Marimekko’s news comes as Mytheresa and Vestiaire Collective trumpeted the expansion of their resale partnership into the United States following a fruitful European debut.
“After great success in Europe we’re excited to bring our unique and innovative partnership with Vestiaire Collective to the hugely important U.S. market,” Mytheresa CEO Michael Kliger said last week. “The resale service will provide a real benefit to our loyal U.S. customers by giving their designer pieces a second life while at the same time we fulfill our ESG commitment to drive circularity within the industry.“
Mytheresa credits the year-old resale program’s “quick and easy” selling process for winning the luxury e-tailer’s customers over to circular fashion. The U.S. extension offers the service to Mytheresa’s top American customers, who’ll be able to solicit a price quote for their secondhand item through a dedicated landing page. As soon as the piece is checked and authenticated by Vestiaire Collective’s U.S. authentication center, the Mytheresa customer can expect immediate payment in form of Mytheresa store credit.
“We are thrilled to expand our partnership with Mytheresa to serve the United States market,” said Vestiaire Collective CEO Maximilian Bittner. “We’re confident that U.S. customers will appreciate our trustworthy authentication service and the simplicity of our platform, which has already been met with resounding success in Europe. By introducing more luxury consumers to resale, we hope to amplify its importance in building a more sustainable and inclusive fashion industry.”
One brand that is turning up its nose at the zeitgeist, however, is Hermès. The Birkin bag maker said Friday that it couldn’t be less interested in presenting its customers with pre-used options, which it said could inflate prices and encourage fakes.
“It would be to the detriment of our regular client who comes to the store,” CEO Axel Dumas said in a call with analysts after Hermès published its second-quarter results. The French house reported strong sales that were up 26 percent to 2.7 billion euros ($2.7 billion). Its operating margins jumped to a record high of 42 percent.

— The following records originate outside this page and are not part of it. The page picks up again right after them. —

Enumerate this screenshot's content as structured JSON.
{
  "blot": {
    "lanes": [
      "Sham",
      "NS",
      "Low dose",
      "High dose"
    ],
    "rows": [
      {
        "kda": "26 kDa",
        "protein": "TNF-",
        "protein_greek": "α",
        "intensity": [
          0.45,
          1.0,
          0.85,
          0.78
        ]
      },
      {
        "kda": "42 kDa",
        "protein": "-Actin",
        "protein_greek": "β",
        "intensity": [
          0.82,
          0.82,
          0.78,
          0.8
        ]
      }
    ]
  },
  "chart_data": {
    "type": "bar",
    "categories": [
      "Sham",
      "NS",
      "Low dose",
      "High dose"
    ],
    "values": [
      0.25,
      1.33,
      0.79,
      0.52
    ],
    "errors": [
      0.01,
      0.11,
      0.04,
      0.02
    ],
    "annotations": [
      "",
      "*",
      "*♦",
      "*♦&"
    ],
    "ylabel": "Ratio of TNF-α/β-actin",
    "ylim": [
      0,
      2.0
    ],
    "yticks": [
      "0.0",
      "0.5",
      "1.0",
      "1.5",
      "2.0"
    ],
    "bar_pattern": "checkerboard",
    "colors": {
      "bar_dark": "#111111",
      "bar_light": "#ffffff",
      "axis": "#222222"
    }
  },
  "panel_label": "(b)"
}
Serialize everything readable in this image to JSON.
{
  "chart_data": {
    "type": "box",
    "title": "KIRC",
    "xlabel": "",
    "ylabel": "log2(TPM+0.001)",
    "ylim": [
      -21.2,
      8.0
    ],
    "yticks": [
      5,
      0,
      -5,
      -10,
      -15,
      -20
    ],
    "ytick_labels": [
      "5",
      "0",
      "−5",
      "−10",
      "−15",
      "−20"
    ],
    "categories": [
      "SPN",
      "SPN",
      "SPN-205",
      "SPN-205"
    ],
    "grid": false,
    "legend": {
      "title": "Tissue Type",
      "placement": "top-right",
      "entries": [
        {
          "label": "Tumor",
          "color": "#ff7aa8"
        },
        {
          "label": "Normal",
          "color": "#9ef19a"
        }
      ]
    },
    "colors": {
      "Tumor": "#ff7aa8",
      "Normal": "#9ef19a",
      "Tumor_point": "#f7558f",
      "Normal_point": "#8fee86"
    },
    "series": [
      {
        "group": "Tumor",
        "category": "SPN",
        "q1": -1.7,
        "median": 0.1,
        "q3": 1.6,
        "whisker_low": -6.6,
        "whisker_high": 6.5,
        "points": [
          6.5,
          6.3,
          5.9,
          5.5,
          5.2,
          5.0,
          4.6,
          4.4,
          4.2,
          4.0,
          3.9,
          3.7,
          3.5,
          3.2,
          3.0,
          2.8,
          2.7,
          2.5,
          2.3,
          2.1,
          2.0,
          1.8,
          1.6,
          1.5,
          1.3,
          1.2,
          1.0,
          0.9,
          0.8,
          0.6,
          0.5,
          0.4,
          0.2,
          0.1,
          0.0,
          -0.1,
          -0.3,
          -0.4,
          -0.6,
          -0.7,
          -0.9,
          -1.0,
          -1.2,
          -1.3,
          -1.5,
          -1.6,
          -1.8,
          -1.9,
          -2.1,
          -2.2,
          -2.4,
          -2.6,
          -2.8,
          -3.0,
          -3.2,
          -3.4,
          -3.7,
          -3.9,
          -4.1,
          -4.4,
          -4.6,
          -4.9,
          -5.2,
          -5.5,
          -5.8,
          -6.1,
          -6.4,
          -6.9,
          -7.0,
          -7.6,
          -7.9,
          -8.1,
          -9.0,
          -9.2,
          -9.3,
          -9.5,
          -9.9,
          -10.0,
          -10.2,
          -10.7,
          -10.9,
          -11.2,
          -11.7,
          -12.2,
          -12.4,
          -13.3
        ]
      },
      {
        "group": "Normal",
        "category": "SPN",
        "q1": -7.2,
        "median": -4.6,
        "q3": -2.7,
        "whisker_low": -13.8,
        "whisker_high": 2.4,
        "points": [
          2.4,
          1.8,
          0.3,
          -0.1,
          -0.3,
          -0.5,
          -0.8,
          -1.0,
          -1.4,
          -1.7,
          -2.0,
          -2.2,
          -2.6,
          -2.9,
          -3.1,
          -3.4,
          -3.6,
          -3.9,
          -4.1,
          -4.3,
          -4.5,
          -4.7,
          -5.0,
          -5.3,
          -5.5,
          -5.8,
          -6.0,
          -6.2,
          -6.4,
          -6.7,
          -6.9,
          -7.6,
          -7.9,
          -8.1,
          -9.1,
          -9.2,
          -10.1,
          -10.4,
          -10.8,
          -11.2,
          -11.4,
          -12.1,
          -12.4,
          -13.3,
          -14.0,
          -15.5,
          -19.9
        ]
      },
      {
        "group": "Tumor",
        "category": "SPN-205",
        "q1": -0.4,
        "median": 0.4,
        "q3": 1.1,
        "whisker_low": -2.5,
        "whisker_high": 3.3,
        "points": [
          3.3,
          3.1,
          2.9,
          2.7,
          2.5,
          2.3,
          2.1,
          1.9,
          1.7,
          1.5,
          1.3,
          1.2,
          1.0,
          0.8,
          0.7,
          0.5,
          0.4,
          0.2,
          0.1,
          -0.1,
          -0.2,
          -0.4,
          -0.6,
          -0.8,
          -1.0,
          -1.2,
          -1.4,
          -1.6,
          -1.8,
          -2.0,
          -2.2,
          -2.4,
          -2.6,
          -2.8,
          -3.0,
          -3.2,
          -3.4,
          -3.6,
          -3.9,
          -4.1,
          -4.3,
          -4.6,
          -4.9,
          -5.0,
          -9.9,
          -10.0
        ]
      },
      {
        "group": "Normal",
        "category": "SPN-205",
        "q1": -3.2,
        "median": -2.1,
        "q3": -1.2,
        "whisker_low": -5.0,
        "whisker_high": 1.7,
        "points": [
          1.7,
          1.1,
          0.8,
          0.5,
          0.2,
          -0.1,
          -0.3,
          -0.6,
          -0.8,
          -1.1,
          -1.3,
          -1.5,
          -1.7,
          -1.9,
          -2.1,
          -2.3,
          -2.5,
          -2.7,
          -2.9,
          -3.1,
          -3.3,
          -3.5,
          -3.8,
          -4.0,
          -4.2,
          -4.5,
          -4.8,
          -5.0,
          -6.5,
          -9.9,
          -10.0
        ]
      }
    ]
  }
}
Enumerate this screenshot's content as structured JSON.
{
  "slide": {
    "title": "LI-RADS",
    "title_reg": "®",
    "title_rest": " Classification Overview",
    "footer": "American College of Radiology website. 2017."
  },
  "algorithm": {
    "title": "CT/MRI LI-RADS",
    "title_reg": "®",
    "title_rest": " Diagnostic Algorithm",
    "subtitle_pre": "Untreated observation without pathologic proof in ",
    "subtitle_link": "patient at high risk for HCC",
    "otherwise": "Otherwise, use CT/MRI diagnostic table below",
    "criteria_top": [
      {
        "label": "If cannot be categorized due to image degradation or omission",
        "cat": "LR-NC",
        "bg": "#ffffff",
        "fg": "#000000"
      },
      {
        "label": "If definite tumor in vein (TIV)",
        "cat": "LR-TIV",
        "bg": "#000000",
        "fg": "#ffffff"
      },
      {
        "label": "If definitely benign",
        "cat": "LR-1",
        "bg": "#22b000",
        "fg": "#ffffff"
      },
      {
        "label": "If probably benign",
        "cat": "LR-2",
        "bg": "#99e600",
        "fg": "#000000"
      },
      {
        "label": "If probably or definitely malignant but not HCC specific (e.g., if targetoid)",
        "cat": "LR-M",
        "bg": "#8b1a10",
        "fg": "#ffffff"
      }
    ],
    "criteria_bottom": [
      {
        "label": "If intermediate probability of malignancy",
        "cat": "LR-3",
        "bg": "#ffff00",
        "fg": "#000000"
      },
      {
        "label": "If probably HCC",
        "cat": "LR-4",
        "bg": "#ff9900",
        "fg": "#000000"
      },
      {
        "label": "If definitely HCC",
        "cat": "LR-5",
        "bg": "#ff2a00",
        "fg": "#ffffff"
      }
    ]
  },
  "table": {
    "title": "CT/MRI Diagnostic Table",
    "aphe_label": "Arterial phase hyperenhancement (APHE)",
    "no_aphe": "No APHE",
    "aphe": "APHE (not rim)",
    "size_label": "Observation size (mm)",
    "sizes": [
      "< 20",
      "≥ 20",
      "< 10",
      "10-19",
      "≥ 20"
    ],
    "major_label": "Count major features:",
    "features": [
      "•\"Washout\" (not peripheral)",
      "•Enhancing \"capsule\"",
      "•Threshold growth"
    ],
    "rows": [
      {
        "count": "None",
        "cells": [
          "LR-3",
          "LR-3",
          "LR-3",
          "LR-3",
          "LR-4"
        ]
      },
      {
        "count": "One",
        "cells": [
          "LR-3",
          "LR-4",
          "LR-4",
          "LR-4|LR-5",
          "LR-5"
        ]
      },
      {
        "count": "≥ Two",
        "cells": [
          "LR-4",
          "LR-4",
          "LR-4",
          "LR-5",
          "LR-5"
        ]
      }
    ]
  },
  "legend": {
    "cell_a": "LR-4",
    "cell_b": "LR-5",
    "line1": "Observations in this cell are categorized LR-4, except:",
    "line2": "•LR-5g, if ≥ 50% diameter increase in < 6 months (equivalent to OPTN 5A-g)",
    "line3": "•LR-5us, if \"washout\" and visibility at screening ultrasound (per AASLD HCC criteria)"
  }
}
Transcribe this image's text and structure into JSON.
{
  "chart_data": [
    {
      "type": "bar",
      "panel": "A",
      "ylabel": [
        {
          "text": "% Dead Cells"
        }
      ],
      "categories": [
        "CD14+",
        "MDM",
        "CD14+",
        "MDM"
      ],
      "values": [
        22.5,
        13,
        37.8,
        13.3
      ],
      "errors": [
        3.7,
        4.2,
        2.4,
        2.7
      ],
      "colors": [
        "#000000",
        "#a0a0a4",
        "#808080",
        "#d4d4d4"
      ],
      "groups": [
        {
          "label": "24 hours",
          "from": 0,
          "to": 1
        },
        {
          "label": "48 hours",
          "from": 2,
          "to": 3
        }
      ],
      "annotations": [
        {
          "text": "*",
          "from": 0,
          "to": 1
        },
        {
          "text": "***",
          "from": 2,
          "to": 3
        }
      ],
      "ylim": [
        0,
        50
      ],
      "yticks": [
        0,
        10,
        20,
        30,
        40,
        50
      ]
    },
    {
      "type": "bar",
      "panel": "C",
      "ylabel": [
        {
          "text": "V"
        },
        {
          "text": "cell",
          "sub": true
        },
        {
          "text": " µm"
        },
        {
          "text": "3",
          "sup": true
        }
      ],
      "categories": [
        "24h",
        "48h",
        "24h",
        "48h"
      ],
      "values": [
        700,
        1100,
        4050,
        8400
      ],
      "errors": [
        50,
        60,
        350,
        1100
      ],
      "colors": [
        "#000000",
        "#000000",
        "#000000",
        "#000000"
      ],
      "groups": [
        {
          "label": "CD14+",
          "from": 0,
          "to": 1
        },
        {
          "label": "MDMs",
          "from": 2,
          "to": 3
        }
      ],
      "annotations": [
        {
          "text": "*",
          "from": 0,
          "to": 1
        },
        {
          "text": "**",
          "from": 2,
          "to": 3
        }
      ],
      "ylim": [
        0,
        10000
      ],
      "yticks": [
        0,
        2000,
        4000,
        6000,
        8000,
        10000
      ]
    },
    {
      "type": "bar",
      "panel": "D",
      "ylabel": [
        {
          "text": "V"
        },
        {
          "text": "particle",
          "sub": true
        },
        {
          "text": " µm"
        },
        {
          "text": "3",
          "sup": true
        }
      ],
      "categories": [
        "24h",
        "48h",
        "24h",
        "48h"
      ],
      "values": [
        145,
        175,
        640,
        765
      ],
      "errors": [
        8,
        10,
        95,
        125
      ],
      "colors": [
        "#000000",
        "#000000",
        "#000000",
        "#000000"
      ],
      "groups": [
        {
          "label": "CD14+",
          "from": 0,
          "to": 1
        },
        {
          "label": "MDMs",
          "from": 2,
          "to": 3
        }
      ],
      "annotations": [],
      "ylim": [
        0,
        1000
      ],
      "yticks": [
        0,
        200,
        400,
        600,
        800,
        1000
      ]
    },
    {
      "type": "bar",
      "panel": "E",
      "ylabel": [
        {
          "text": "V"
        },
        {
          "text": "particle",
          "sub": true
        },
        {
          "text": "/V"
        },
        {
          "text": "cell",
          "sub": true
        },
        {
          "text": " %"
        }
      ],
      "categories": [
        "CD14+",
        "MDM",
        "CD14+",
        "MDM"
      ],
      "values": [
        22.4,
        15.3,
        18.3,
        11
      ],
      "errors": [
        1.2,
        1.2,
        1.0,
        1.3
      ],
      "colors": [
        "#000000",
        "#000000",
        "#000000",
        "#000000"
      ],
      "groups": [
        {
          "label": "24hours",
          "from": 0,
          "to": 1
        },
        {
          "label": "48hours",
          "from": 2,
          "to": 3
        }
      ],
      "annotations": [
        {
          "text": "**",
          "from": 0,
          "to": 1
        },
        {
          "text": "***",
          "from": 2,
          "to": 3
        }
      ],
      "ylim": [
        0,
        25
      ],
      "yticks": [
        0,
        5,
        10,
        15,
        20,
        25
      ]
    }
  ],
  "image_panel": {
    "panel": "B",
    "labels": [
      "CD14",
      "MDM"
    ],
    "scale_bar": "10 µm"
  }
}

“It’s a pity and this not something that is encouraged by Hermès, and this is in fact something that we don’t approve of,” Dumas said of secondary market channels. “It obliges real customers to buy products that are much more costly in other situations and sometimes mixed with counterfeited products, and this is something that we don’t do and don’t at all support knowing that there is a certain hypocrisy in the secondhand market when its products are almost new.”